Measurement Scales

The most commonly used  measurement scales are: (i) Nominal scale; (ii) Ordinal scale; (iii) Interval scale; and (iv) Ratio scale.

(i) Nominal scale: In this scale, symbols, events or attributes are numbered in order to identify them. The number order is symbolic and not quantitative  it is just convenient labels. Nominal scales are convenient ways to track people, objects and events. Although the nominal scale is the least powerful measurement level, yet it is very useful and is used in routinely in surveys and ex-post-facto researches for classification of major sub-groups of the population.

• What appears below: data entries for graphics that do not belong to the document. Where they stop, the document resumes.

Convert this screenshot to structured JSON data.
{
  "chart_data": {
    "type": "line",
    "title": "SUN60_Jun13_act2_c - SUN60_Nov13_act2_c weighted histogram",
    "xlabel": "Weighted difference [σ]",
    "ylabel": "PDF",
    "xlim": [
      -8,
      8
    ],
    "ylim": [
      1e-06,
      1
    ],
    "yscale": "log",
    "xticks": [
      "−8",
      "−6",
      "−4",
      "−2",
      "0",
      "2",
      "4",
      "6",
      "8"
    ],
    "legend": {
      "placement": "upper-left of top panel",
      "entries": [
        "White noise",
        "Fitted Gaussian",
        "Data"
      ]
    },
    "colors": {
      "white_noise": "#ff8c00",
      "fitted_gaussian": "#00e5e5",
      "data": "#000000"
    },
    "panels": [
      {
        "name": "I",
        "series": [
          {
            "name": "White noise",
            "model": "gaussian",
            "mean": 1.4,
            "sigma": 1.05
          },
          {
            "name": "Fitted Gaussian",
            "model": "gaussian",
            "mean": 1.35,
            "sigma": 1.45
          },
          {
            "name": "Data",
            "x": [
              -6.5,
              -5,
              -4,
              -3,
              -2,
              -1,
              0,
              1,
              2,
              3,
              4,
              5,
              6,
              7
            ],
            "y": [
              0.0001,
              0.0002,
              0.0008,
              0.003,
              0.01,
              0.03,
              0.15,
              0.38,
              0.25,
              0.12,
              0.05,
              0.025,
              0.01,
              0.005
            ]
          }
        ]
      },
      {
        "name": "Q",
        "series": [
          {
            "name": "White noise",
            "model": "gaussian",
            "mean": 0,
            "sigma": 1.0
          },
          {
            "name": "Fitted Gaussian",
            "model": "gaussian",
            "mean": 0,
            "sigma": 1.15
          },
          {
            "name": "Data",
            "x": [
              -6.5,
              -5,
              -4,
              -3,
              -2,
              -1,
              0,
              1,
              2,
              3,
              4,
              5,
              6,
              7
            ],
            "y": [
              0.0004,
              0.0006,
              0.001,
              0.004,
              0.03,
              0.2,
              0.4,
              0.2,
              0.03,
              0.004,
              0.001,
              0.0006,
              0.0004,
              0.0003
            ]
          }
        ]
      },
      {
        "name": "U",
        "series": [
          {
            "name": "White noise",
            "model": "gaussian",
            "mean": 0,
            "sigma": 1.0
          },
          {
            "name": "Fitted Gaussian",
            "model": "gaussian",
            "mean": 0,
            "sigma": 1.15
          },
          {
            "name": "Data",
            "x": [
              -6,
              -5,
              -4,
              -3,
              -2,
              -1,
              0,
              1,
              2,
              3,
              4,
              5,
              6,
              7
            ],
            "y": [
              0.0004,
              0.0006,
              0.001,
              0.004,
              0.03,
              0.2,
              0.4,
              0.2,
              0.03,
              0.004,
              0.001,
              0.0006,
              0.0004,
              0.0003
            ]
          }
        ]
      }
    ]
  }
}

(ii) Ordinal scale: The ordinal scale measures degrees of separation between an event, object or emotion rather than quantitative measurement. The scale measures qualitative phenomena, and rank from highest to lowest. Ordinal measures have absolute values, and the real differences between adjacent ranks may not be equal. The usage of an ordinal scale implies ‘greater than’ or ‘less than’ without our being able to state how much greater or less. Measures of statistical significance are restricted to non-parametric methods.

(iii) Interval scale: In interval scale, the intervals in the scale are not fixed by zero but are adjusted as assumptions. Interval scales have an arbitrary zero. The Fahrenheit scale and time can be examples of an interval scale.

(iv) Ratio scale: Ratio scales are those scales of measurement which have an absolute or true zero of measurement. The various examples of ratio scale are Mass, length, duration,energy etc. A ratio scale has equal distances and a true zero.